His eyes brightened that she caught on, "Yeah, it sure is. I told dad I didn't want to go to college I just wanted to stay on the farm and work, but he said I needed an education. So I went."

They went back to cleaning stalls, but they talked too.

"My dad's a financial advisor."

"Yeah?"

"Yeah, and if people don't take his advice, he just walks off, end of responsibility and he blames them for not heeding his advice. He doesn't stick around to see that they make it."

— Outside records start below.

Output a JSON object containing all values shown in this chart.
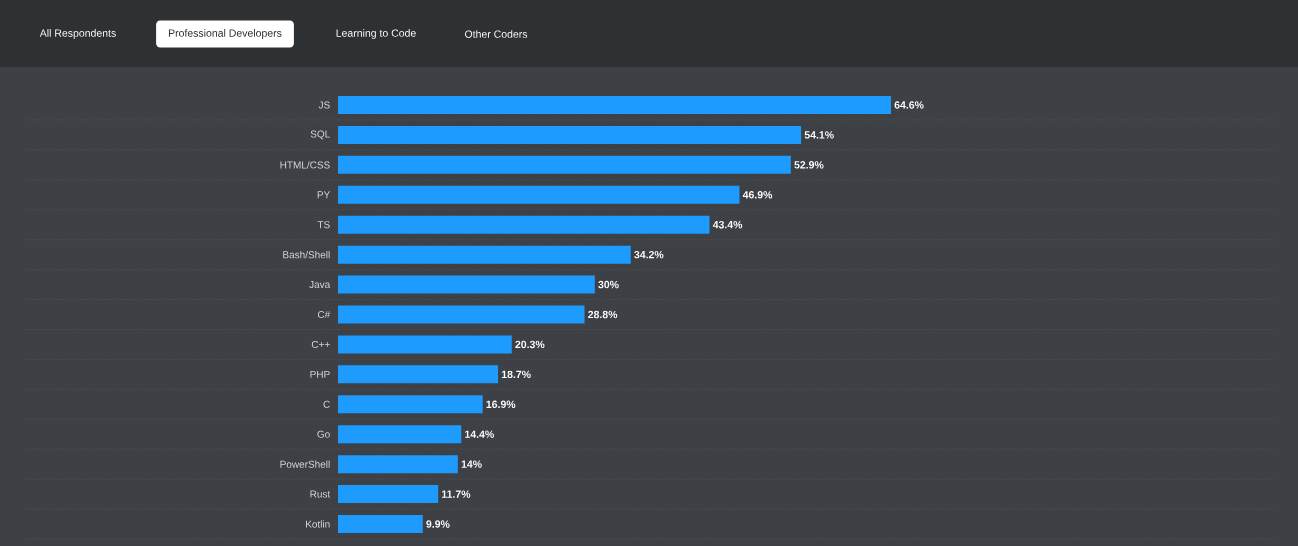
{
  "chart_data": {
    "type": "bar",
    "orientation": "horizontal",
    "categories": [
      "JS",
      "SQL",
      "HTML/CSS",
      "PY",
      "TS",
      "Bash/Shell",
      "Java",
      "C#",
      "C++",
      "PHP",
      "C",
      "Go",
      "PowerShell",
      "Rust",
      "Kotlin"
    ],
    "values": [
      64.6,
      54.1,
      52.9,
      46.9,
      43.4,
      34.2,
      30,
      28.8,
      20.3,
      18.7,
      16.9,
      14.4,
      14,
      11.7,
      9.9
    ],
    "value_labels": [
      "64.6%",
      "54.1%",
      "52.9%",
      "46.9%",
      "43.4%",
      "34.2%",
      "30%",
      "28.8%",
      "20.3%",
      "18.7%",
      "16.9%",
      "14.4%",
      "14%",
      "11.7%",
      "9.9%"
    ],
    "color": "#1e9bff",
    "grid": "y",
    "tick_labels": "y",
    "annotations": [
      "All Respondents",
      "Professional Developers",
      "Learning to Code",
      "Other Coders"
    ]
  }
}
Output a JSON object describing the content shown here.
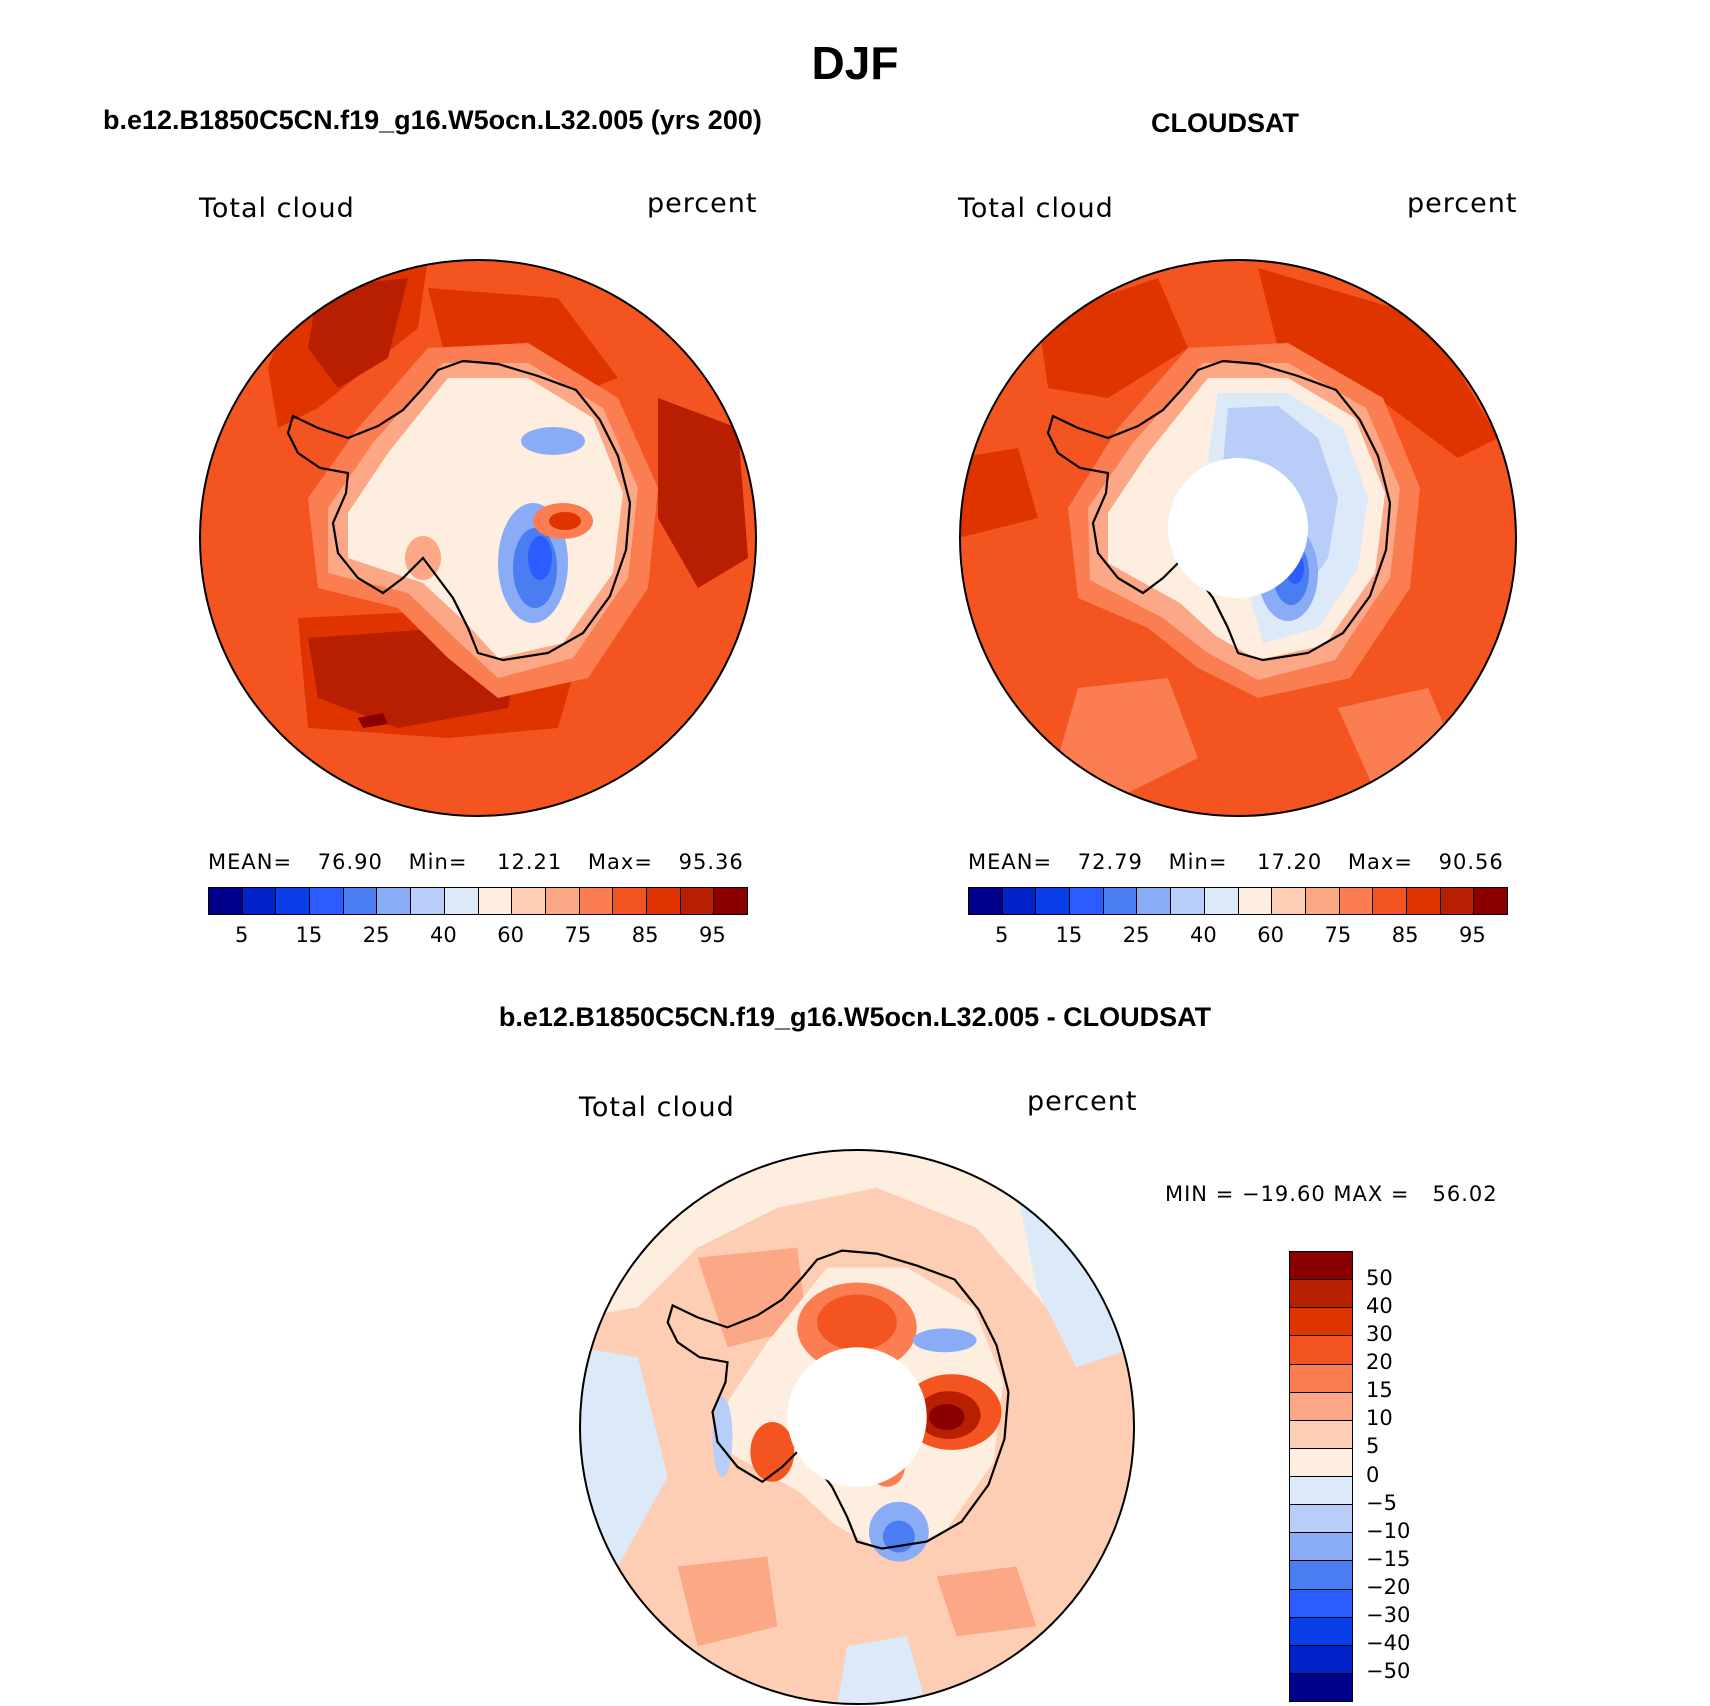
{
  "figure": {
    "season": "DJF"
  },
  "panel_model": {
    "title": "b.e12.B1850C5CN.f19_g16.W5ocn.L32.005 (yrs 200)",
    "variable": "Total cloud",
    "units": "percent",
    "stats": {
      "mean_label": "MEAN=",
      "mean": "76.90",
      "min_label": "Min=",
      "min": "12.21",
      "max_label": "Max=",
      "max": "95.36"
    },
    "colorbar_ticks": [
      "5",
      "15",
      "25",
      "40",
      "60",
      "75",
      "85",
      "95"
    ]
  },
  "panel_obs": {
    "title": "CLOUDSAT",
    "variable": "Total cloud",
    "units": "percent",
    "stats": {
      "mean_label": "MEAN=",
      "mean": "72.79",
      "min_label": "Min=",
      "min": "17.20",
      "max_label": "Max=",
      "max": "90.56"
    },
    "colorbar_ticks": [
      "5",
      "15",
      "25",
      "40",
      "60",
      "75",
      "85",
      "95"
    ]
  },
  "panel_diff": {
    "title": "b.e12.B1850C5CN.f19_g16.W5ocn.L32.005 - CLOUDSAT",
    "variable": "Total cloud",
    "units": "percent",
    "minmax_text": "MIN = −19.60 MAX =   56.02",
    "colorbar_ticks": [
      "50",
      "40",
      "30",
      "20",
      "15",
      "10",
      "5",
      "0",
      "−5",
      "−10",
      "−15",
      "−20",
      "−30",
      "−40",
      "−50"
    ]
  },
  "colors": {
    "abs_palette": [
      "#00008b",
      "#0022c8",
      "#0a3ee8",
      "#2a5cff",
      "#4a7cf2",
      "#8aacf6",
      "#b8cdf8",
      "#dce9f8",
      "#fdeee0",
      "#fdcdb4",
      "#fca886",
      "#fb7e52",
      "#f45420",
      "#e03400",
      "#b81e00",
      "#8a0000"
    ],
    "diff_palette": [
      "#8a0000",
      "#b81e00",
      "#e03400",
      "#f45420",
      "#fb7e52",
      "#fca886",
      "#fdcdb4",
      "#fdeee0",
      "#dce9f8",
      "#b8cdf8",
      "#8aacf6",
      "#4a7cf2",
      "#2a5cff",
      "#0a3ee8",
      "#0022c8",
      "#00008b"
    ]
  }
}
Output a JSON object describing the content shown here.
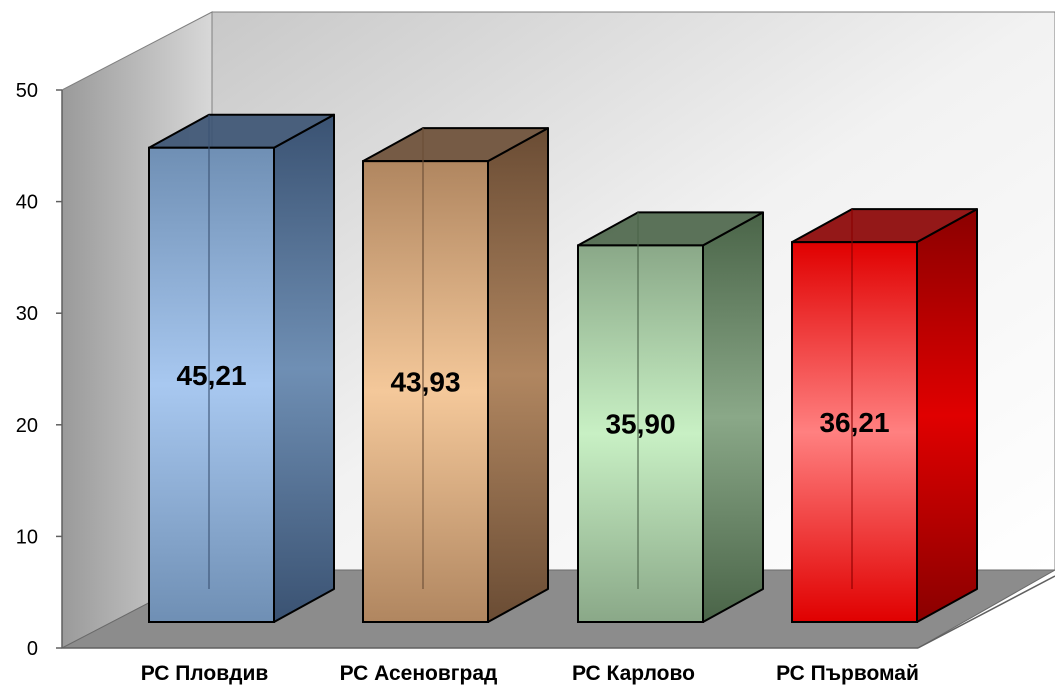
{
  "chart_data": {
    "type": "bar",
    "style": "3d-column",
    "categories": [
      "РС Пловдив",
      "РС Асеновград",
      "РС Карлово",
      "РС Първомай"
    ],
    "values": [
      45.21,
      43.93,
      35.9,
      36.21
    ],
    "value_labels": [
      "45,21",
      "43,93",
      "35,90",
      "36,21"
    ],
    "ylim": [
      0,
      50
    ],
    "yticks": [
      0,
      10,
      20,
      30,
      40,
      50
    ],
    "ytick_labels": [
      "0",
      "10",
      "20",
      "30",
      "40",
      "50"
    ],
    "grid": false,
    "legend": "none",
    "colors": [
      {
        "light": "#a8c8f0",
        "mid": "#6f8fb4",
        "dark": "#3a5272"
      },
      {
        "light": "#f4c89a",
        "mid": "#b08660",
        "dark": "#6a4c34"
      },
      {
        "light": "#c8f0c4",
        "mid": "#8aa888",
        "dark": "#4a6448"
      },
      {
        "light": "#ff8080",
        "mid": "#e00000",
        "dark": "#8a0000"
      }
    ]
  }
}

"I guess that's how business is in the city." Jeremiah told her. "College opened my eyes to other worlds, but, I don't much like them as much as I do right here, at home. My dad's never been to college so he doesn't know how it is. But he's spent a lifetime trying to make a go of this place and to me it's heaven."

"Jeremiah, you go to college, when someone needs help, do you help them?" She asked.

"If I can I do. And if I have a problem, I find someone who can help me. If I didn't I'd never make it through college, I'm not real scholarly."